Periodic seepage face formation and water pressure distribution along a vertical boundary of an aquifer

- Pore pressure response to tide close to the boundary was measured in a sand flume.
- The data show the influence of seepage face and meniscus formation at the boundary.
- The data was used to assess capability of a numerical solution of Richards equation.
- Two different methods were used to simulate seepage face formation at the boundary.
- Model-data comparison shows a good agreement but sensitive to retention parameters.

SummaryDetailed measurements of the piezometric head from sand flume experiments of an idealised coastal aquifer forced by a simple harmonic boundary condition across a vertical boundary are presented. The measurements focus on the pore pressures very close to the interface (x=0.01m) and throw light on the details of the boundary condition, particularly with respect to meniscus suction and seepage face formation during the falling tide. Between the low and the mean water level, the response is consistent with meniscus suction free models in terms of both the vertical mean head and oscillation amplitude profiles and is consistent with the observation that this area of the interface was generally within the seepage face.

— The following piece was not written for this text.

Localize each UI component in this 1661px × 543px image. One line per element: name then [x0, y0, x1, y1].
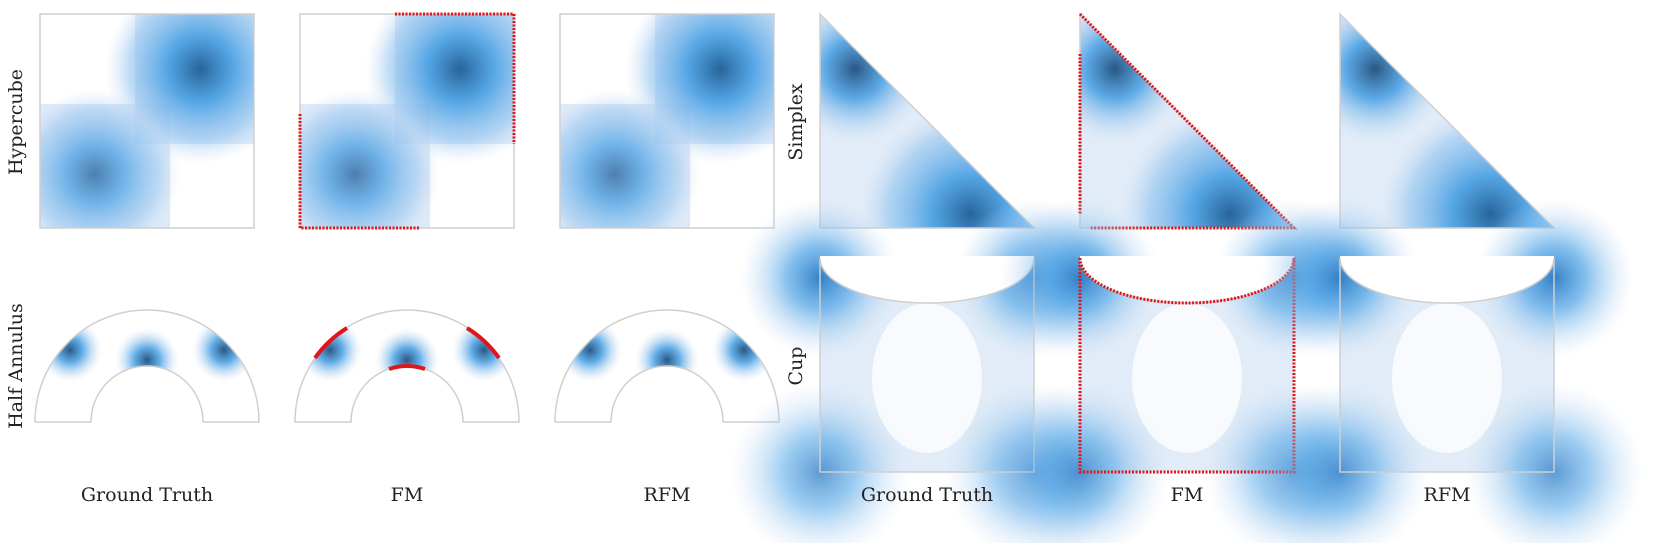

Above the mean water level, the influence of meniscus formation is significant with the mean pressure head being less than that predicted by capillary free theory and oscillation amplitudes decaying faster than predicted by suction free models. The reduced hydraulic conductivity in this area due to partial drainage of pores on the falling tide also causes a delay in the response to the rising tide. The combined influence of seepage face formation, meniscus suction and reduced hydraulic conductivity generate higher harmonics with amplitudes of up to 26% of the local main harmonic. To model the influence of seepage face formation and meniscus suction a numerical solution of the Richards' equation was developed and evaluated against the data. The model-data comparison shows a good agreement with the behaviour high above the water table sensitive to the choice of moisture retention parameters.